Hmmmm....I see a possible SMF meet up in the making. Hopefully not speaking out of turn here but if John is available to cook and you get an invite, I'd highly recommend you accept. Hell after all the great stuff I've seen him post, if I got an invite and the work schedule allowed, I'd be on a plane tomorrow 

How much are tix from TX to TN?
Robert


----------



## chef jimmyj (Sep 16, 2019)

THIS is my, Hands Down, all time favorite Dipping Sauce/Topping for ANYTHING Tex/Mex/Southwestern Food!!!...JJ

*Green Chile Sauce*

Makes about 2 Cups relatively mild sauce, depending on Jalapenos. Add Hotter Chiles to your taste.

2Tabs Oil
1C Diced Onion
4ea Cloves Garlic
4ea Pablano Peppers
4ea Jalapeño Peppers*
8oz New Mexican or Anaheim Chiles**
1/2tsp Cumin
1/2tsp Black Pepper
1/2tsp Marjoram or Oregano
1ea Chicken Bouillon Cube
1C Water
Small Handful Cilantro, finely minced.
1/4C Heavy Cream

Roast and peel chiles, Chop fine.
Saute onion and garlic until soft and slightly golden in a 12" pan.
Place all but Cilantro and Cream in the pan and simmer until soft and water evaporates.
Puree the vegetables until smooth. Add a little water if needed. If too thin return to pan and reduce. Should look like Baby Food!
Add Cilantro and cream, stir to combine.
Season to taste.
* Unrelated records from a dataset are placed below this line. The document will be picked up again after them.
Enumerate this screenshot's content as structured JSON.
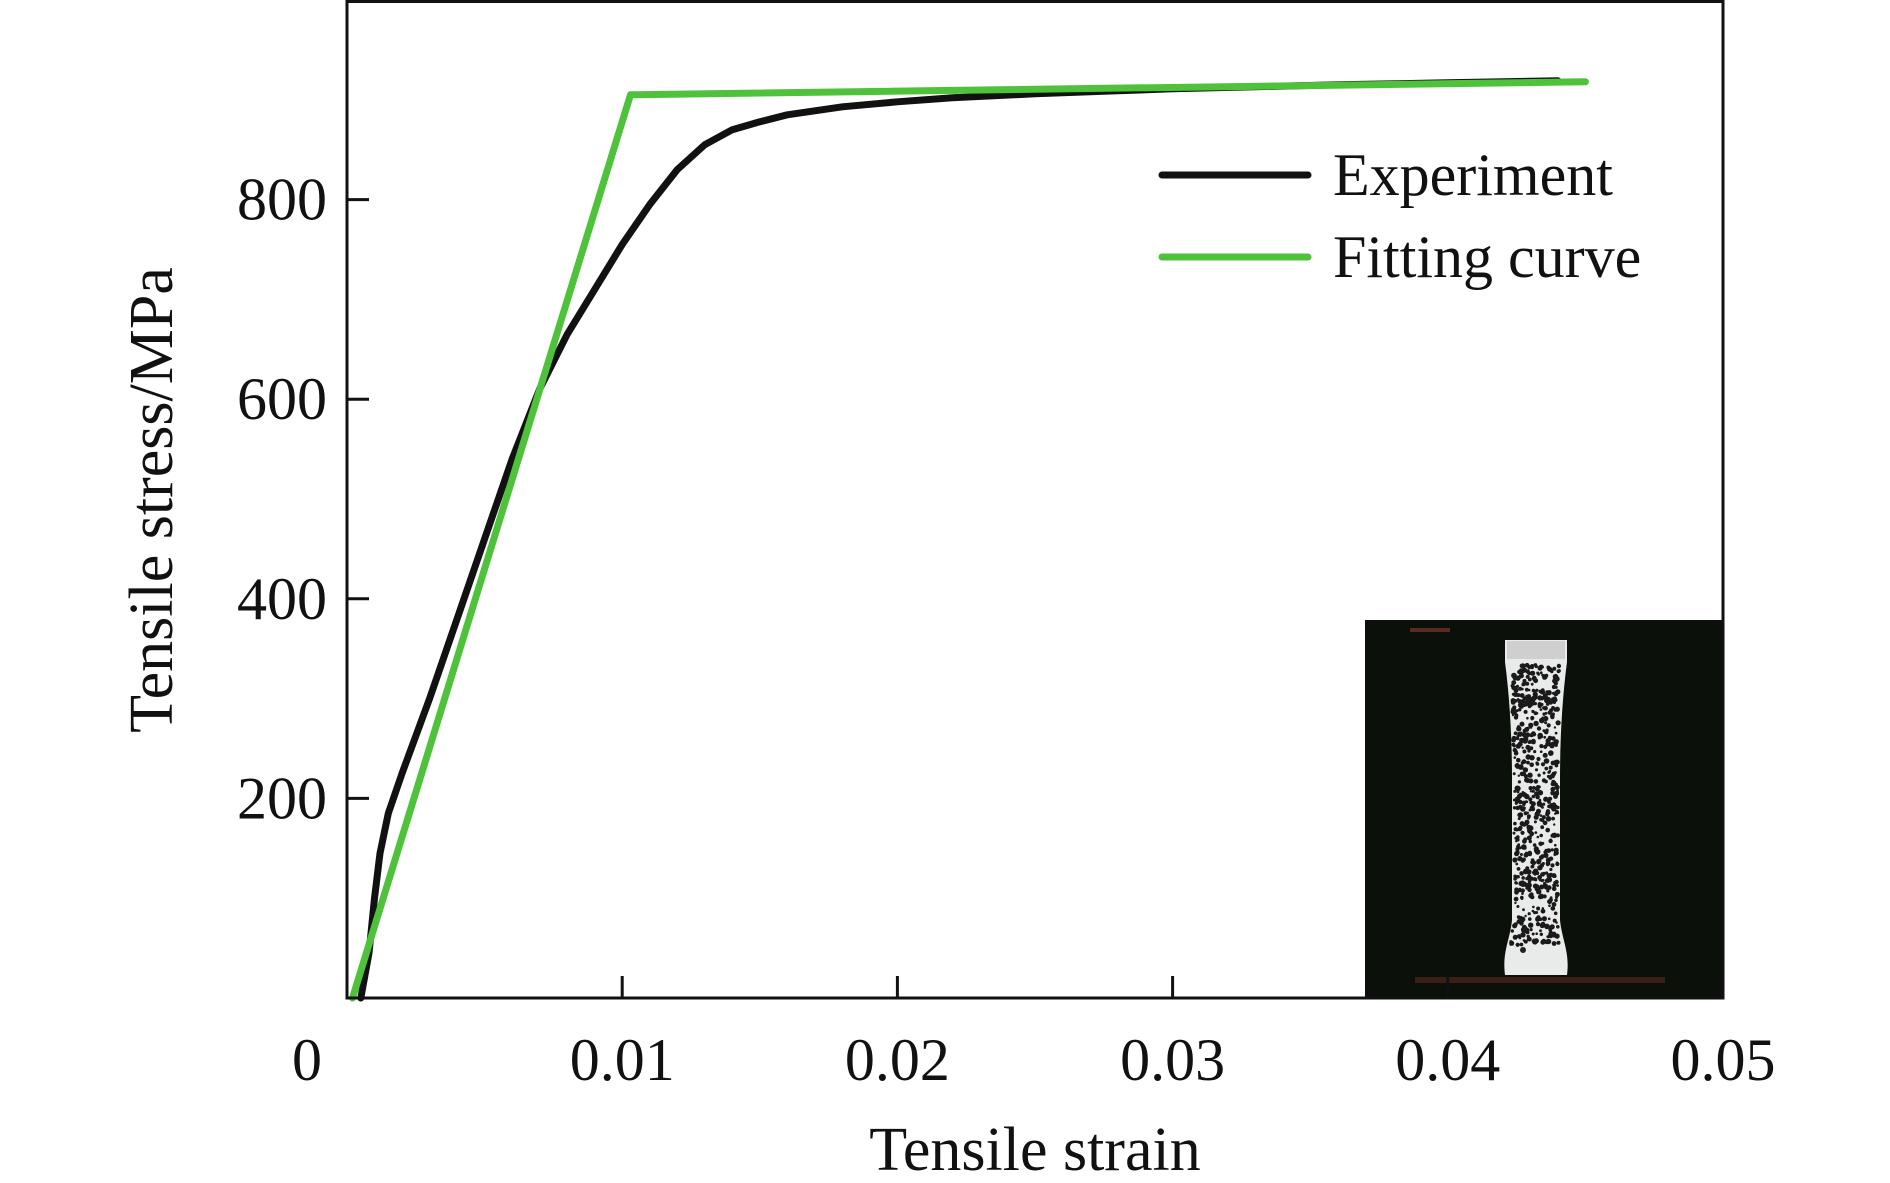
{
  "chart_data": {
    "type": "line",
    "title": "",
    "xlabel": "Tensile strain",
    "ylabel": "Tensile stress/MPa",
    "xlim": [
      0,
      0.05
    ],
    "ylim": [
      0,
      1000
    ],
    "x_ticks": [
      {
        "value": 0,
        "label": "0"
      },
      {
        "value": 0.01,
        "label": "0.01"
      },
      {
        "value": 0.02,
        "label": "0.02"
      },
      {
        "value": 0.03,
        "label": "0.03"
      },
      {
        "value": 0.04,
        "label": "0.04"
      },
      {
        "value": 0.05,
        "label": "0.05"
      }
    ],
    "y_ticks": [
      {
        "value": 200,
        "label": "200"
      },
      {
        "value": 400,
        "label": "400"
      },
      {
        "value": 600,
        "label": "600"
      },
      {
        "value": 800,
        "label": "800"
      }
    ],
    "grid": false,
    "legend_position": "top-right",
    "series": [
      {
        "name": "Experiment",
        "color": "#111111",
        "x": [
          0.0005,
          0.0008,
          0.001,
          0.0012,
          0.0015,
          0.002,
          0.003,
          0.004,
          0.005,
          0.006,
          0.007,
          0.008,
          0.009,
          0.01,
          0.011,
          0.012,
          0.013,
          0.014,
          0.015,
          0.016,
          0.018,
          0.02,
          0.022,
          0.025,
          0.028,
          0.03,
          0.033,
          0.036,
          0.04,
          0.044
        ],
        "y": [
          0,
          45,
          100,
          145,
          185,
          225,
          300,
          380,
          460,
          540,
          610,
          665,
          710,
          755,
          795,
          830,
          855,
          870,
          878,
          885,
          893,
          898,
          902,
          906,
          909,
          911,
          913,
          915,
          917,
          919
        ]
      },
      {
        "name": "Fitting curve",
        "color": "#4ec23b",
        "x": [
          0.0002,
          0.0103,
          0.045
        ],
        "y": [
          0,
          905,
          918
        ]
      }
    ],
    "inset_image": "tensile-specimen-photo"
  }
}
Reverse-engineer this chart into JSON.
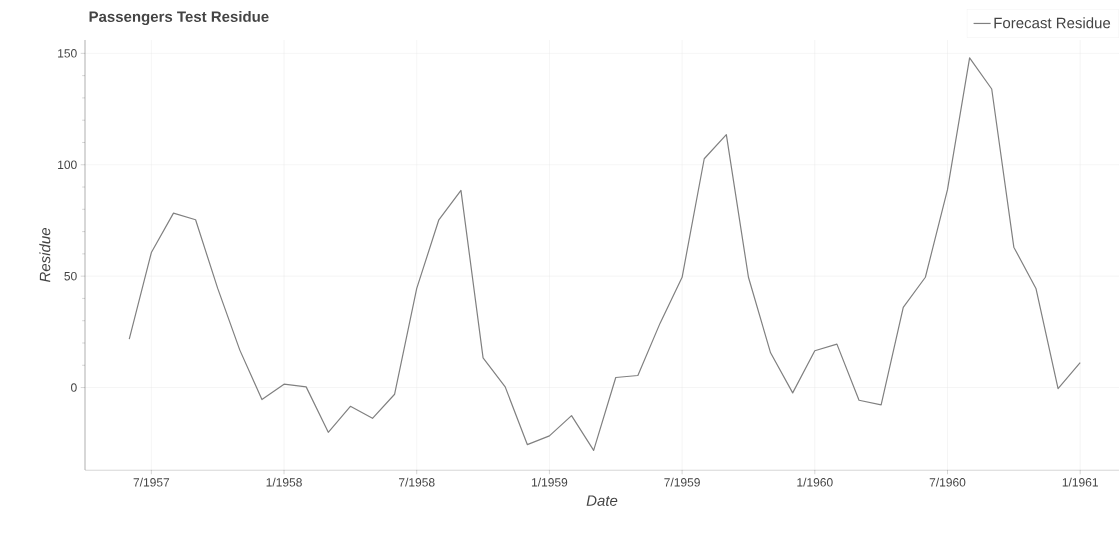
{
  "chart_data": {
    "type": "line",
    "title": "Passengers Test Residue",
    "xlabel": "Date",
    "ylabel": "Residue",
    "x": [
      "1957-06",
      "1957-07",
      "1957-08",
      "1957-09",
      "1957-10",
      "1957-11",
      "1957-12",
      "1958-01",
      "1958-02",
      "1958-03",
      "1958-04",
      "1958-05",
      "1958-06",
      "1958-07",
      "1958-08",
      "1958-09",
      "1958-10",
      "1958-11",
      "1958-12",
      "1959-01",
      "1959-02",
      "1959-03",
      "1959-04",
      "1959-05",
      "1959-06",
      "1959-07",
      "1959-08",
      "1959-09",
      "1959-10",
      "1959-11",
      "1959-12",
      "1960-01",
      "1960-02",
      "1960-03",
      "1960-04",
      "1960-05",
      "1960-06",
      "1960-07",
      "1960-08",
      "1960-09",
      "1960-10",
      "1960-11",
      "1960-12",
      "1961-01"
    ],
    "series": [
      {
        "name": "Forecast Residue",
        "color": "#808080",
        "values": [
          21.7,
          60.6,
          78.3,
          75.3,
          44.5,
          16.8,
          -5.4,
          1.5,
          0.3,
          -20.1,
          -8.4,
          -13.8,
          -3,
          44.5,
          75.3,
          88.5,
          13.3,
          0.3,
          -25.6,
          -21.7,
          -12.6,
          -28.2,
          4.5,
          5.4,
          28.8,
          49.5,
          102.7,
          113.5,
          49.5,
          15.6,
          -2.4,
          16.5,
          19.5,
          -5.7,
          -7.8,
          36,
          49.5,
          88.8,
          148,
          134,
          63,
          44.5,
          -0.5,
          11.2
        ]
      }
    ],
    "xlim": [
      "1957-04",
      "1961-02-24"
    ],
    "ylim": [
      -37,
      156
    ],
    "xticks": [
      {
        "value": "1957-07",
        "label": "7/1957"
      },
      {
        "value": "1958-01",
        "label": "1/1958"
      },
      {
        "value": "1958-07",
        "label": "7/1958"
      },
      {
        "value": "1959-01",
        "label": "1/1959"
      },
      {
        "value": "1959-07",
        "label": "7/1959"
      },
      {
        "value": "1960-01",
        "label": "1/1960"
      },
      {
        "value": "1960-07",
        "label": "7/1960"
      },
      {
        "value": "1961-01",
        "label": "1/1961"
      }
    ],
    "yticks": [
      0,
      50,
      100,
      150
    ],
    "grid": true,
    "legend": "top right",
    "marker": "none",
    "line_style": "solid"
  }
}
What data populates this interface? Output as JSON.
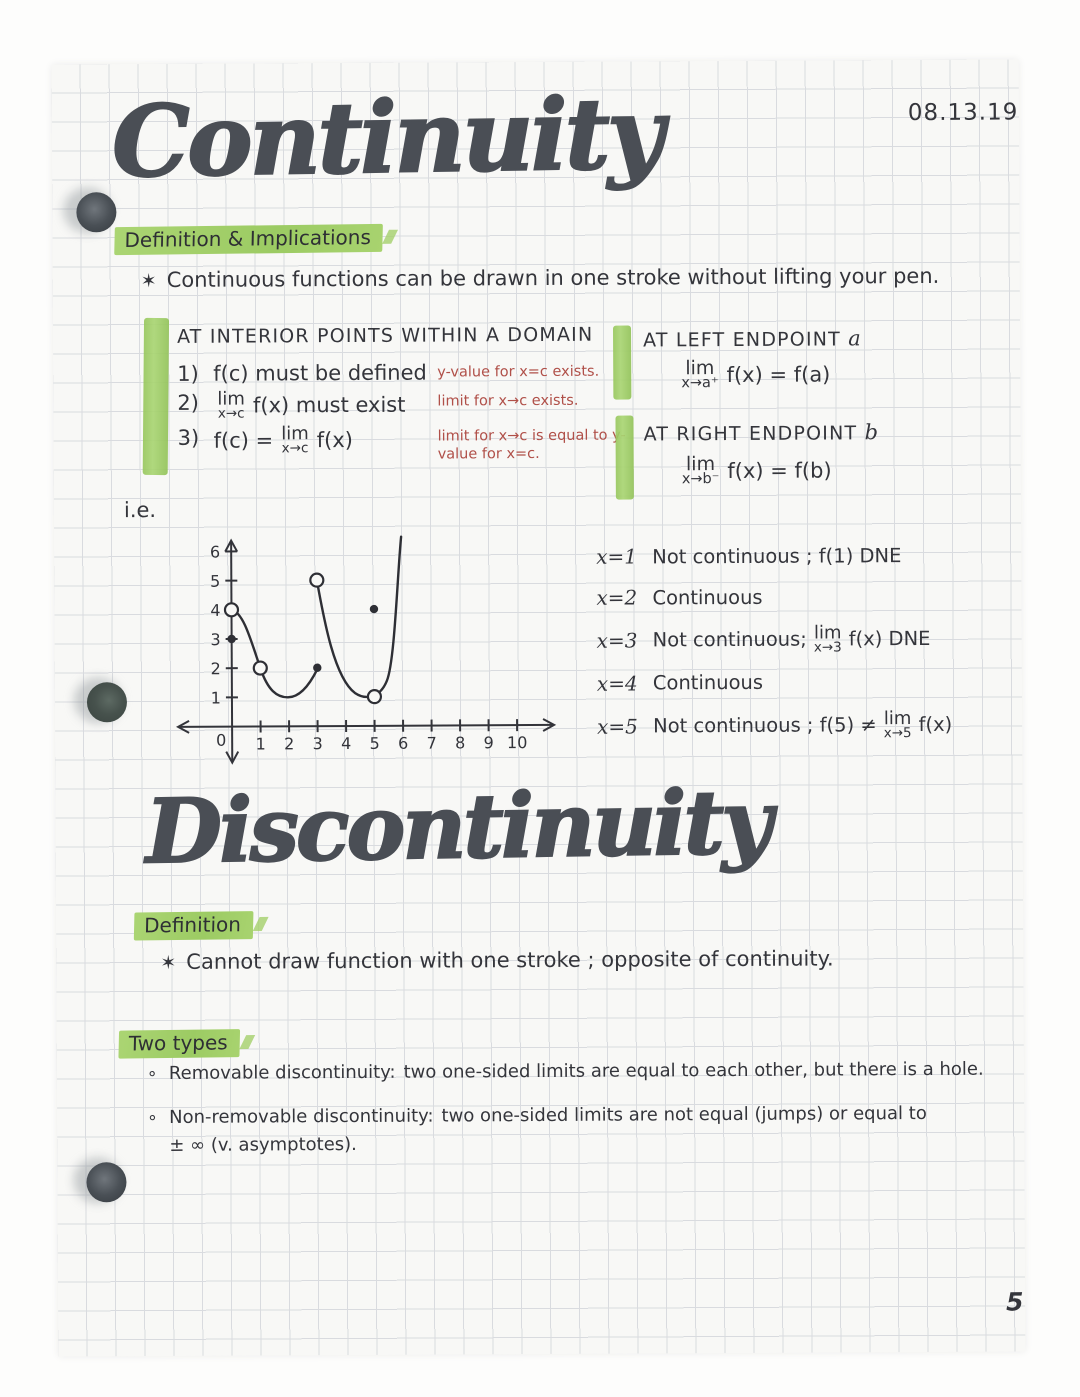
{
  "page": {
    "date": "08.13.19",
    "page_number": "5"
  },
  "glyphs": {
    "star": "✶",
    "bullet": "∘",
    "lim_word": "lim"
  },
  "continuity": {
    "title": "Continuity",
    "section_label": "Definition & Implications",
    "definition": "Continuous functions can be drawn in one stroke without lifting your pen.",
    "interior": {
      "heading": "AT INTERIOR POINTS WITHIN A DOMAIN",
      "conditions": [
        {
          "num": "1)",
          "segments": [
            {
              "t": "text",
              "v": "f(c) must be defined"
            }
          ],
          "note": "y-value for x=c exists."
        },
        {
          "num": "2)",
          "segments": [
            {
              "t": "lim",
              "v": "x→c"
            },
            {
              "t": "text",
              "v": "f(x) must exist"
            }
          ],
          "note": "limit for x→c exists."
        },
        {
          "num": "3)",
          "segments": [
            {
              "t": "text",
              "v": "f(c) ="
            },
            {
              "t": "lim",
              "v": "x→c"
            },
            {
              "t": "text",
              "v": "f(x)"
            }
          ],
          "note": "limit for x→c is equal to y-value for x=c."
        }
      ]
    },
    "left_endpoint": {
      "heading": "AT LEFT ENDPOINT",
      "var": "a",
      "formula": [
        {
          "t": "lim",
          "v": "x→a⁺"
        },
        {
          "t": "text",
          "v": "f(x) = f(a)"
        }
      ]
    },
    "right_endpoint": {
      "heading": "AT RIGHT ENDPOINT",
      "var": "b",
      "formula": [
        {
          "t": "lim",
          "v": "x→b⁻"
        },
        {
          "t": "text",
          "v": "f(x) = f(b)"
        }
      ]
    },
    "ie_label": "i.e.",
    "examples": [
      {
        "x": "x=1",
        "segments": [
          {
            "t": "text",
            "v": "Not continuous ; f(1) DNE"
          }
        ]
      },
      {
        "x": "x=2",
        "segments": [
          {
            "t": "text",
            "v": "Continuous"
          }
        ]
      },
      {
        "x": "x=3",
        "segments": [
          {
            "t": "text",
            "v": "Not continuous;"
          },
          {
            "t": "lim",
            "v": "x→3"
          },
          {
            "t": "text",
            "v": "f(x) DNE"
          }
        ]
      },
      {
        "x": "x=4",
        "segments": [
          {
            "t": "text",
            "v": "Continuous"
          }
        ]
      },
      {
        "x": "x=5",
        "segments": [
          {
            "t": "text",
            "v": "Not continuous ; f(5) ≠"
          },
          {
            "t": "lim",
            "v": "x→5"
          },
          {
            "t": "text",
            "v": "f(x)"
          }
        ]
      }
    ]
  },
  "graph": {
    "origin_label": "0",
    "x_ticks": [
      1,
      2,
      3,
      4,
      5,
      6,
      7,
      8,
      9,
      10
    ],
    "y_ticks": [
      1,
      2,
      3,
      4,
      5,
      6
    ],
    "open_points": [
      [
        0,
        4
      ],
      [
        1,
        2
      ],
      [
        3,
        5
      ],
      [
        5,
        1
      ]
    ],
    "closed_points": [
      [
        0,
        3
      ],
      [
        3,
        2
      ],
      [
        5,
        4
      ]
    ],
    "curves": [
      "M 67 78 C 79 81 86 108 95.5 136.6 C 103 159 112 166 123 166 C 136 166 146 151 152.5 138",
      "M 152.5 49 C 159 86 169 146 190 162 C 201 169.5 215 167 222 150 C 230 131 233 45 237 6"
    ]
  },
  "discontinuity": {
    "title": "Discontinuity",
    "definition_label": "Definition",
    "definition": "Cannot draw function with one stroke ; opposite of continuity.",
    "two_types_label": "Two types",
    "types": [
      {
        "name": "Removable discontinuity:",
        "text": "two one-sided limits are equal to each other, but there is a hole."
      },
      {
        "name": "Non-removable discontinuity:",
        "text": "two one-sided limits are not equal (jumps) or equal to\n± ∞ (v. asymptotes)."
      }
    ]
  }
}
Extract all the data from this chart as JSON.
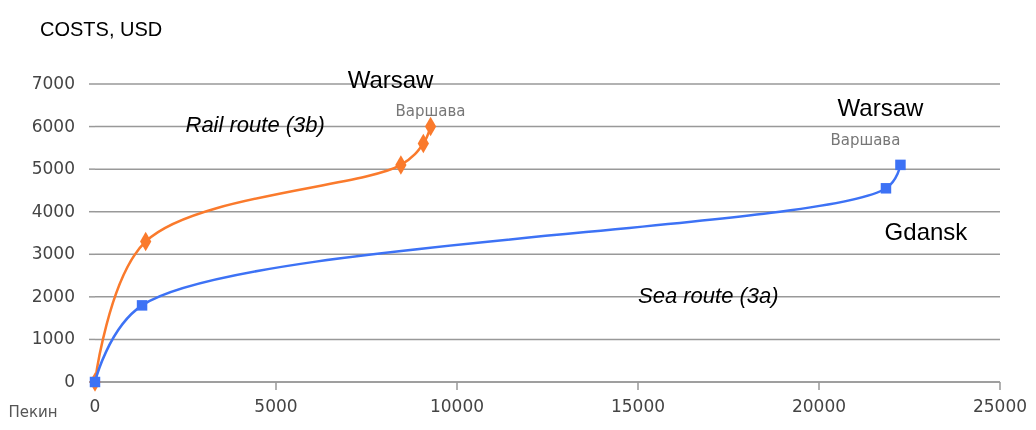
{
  "chart_data": {
    "type": "line",
    "ylabel": "COSTS, USD",
    "xlim": [
      0,
      25000
    ],
    "xticks": [
      0,
      5000,
      10000,
      15000,
      20000,
      25000
    ],
    "ylim": [
      0,
      7000
    ],
    "yticks": [
      0,
      1000,
      2000,
      3000,
      4000,
      5000,
      6000,
      7000
    ],
    "grid": "y",
    "series": [
      {
        "name": "Rail route (3b)",
        "color": "#fa7a2c",
        "marker": "diamond",
        "x": [
          0,
          1400,
          8450,
          9070,
          9270
        ],
        "values": [
          0,
          3300,
          5100,
          5600,
          6000
        ]
      },
      {
        "name": "Sea route (3a)",
        "color": "#3d72f5",
        "marker": "square",
        "x": [
          0,
          1300,
          21850,
          22250
        ],
        "values": [
          0,
          1800,
          4550,
          5100
        ]
      }
    ],
    "annotations": [
      {
        "text": "Warsaw",
        "x": 9270,
        "y": 6000
      },
      {
        "text": "Варшава",
        "x": 9270,
        "y": 6000
      },
      {
        "text": "Warsaw",
        "x": 22250,
        "y": 5100
      },
      {
        "text": "Варшава",
        "x": 22250,
        "y": 5100
      },
      {
        "text": "Gdansk",
        "x": 21850,
        "y": 4550
      },
      {
        "text": "Пекин",
        "x": 0,
        "y": 0
      }
    ]
  }
}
Should be Gravy thick to cling to the food...
* If jalapeños are mild add more and use less Pablano.
** Fresh Chiles are best but use Canned Green Chiles, out of season.


----------



## chilerelleno (Sep 16, 2019)

chef jimmyj said:


> THIS is my, Hands Down, all time favorite Dipping Sauce/Topping for ANYTHING Tex/Mex/Southwestern Food!!!...JJ
> 
> *Green Chile Sauce*
> 
> ...


Stolen!
Thanks JJ, that recipe looks wonderful.


----------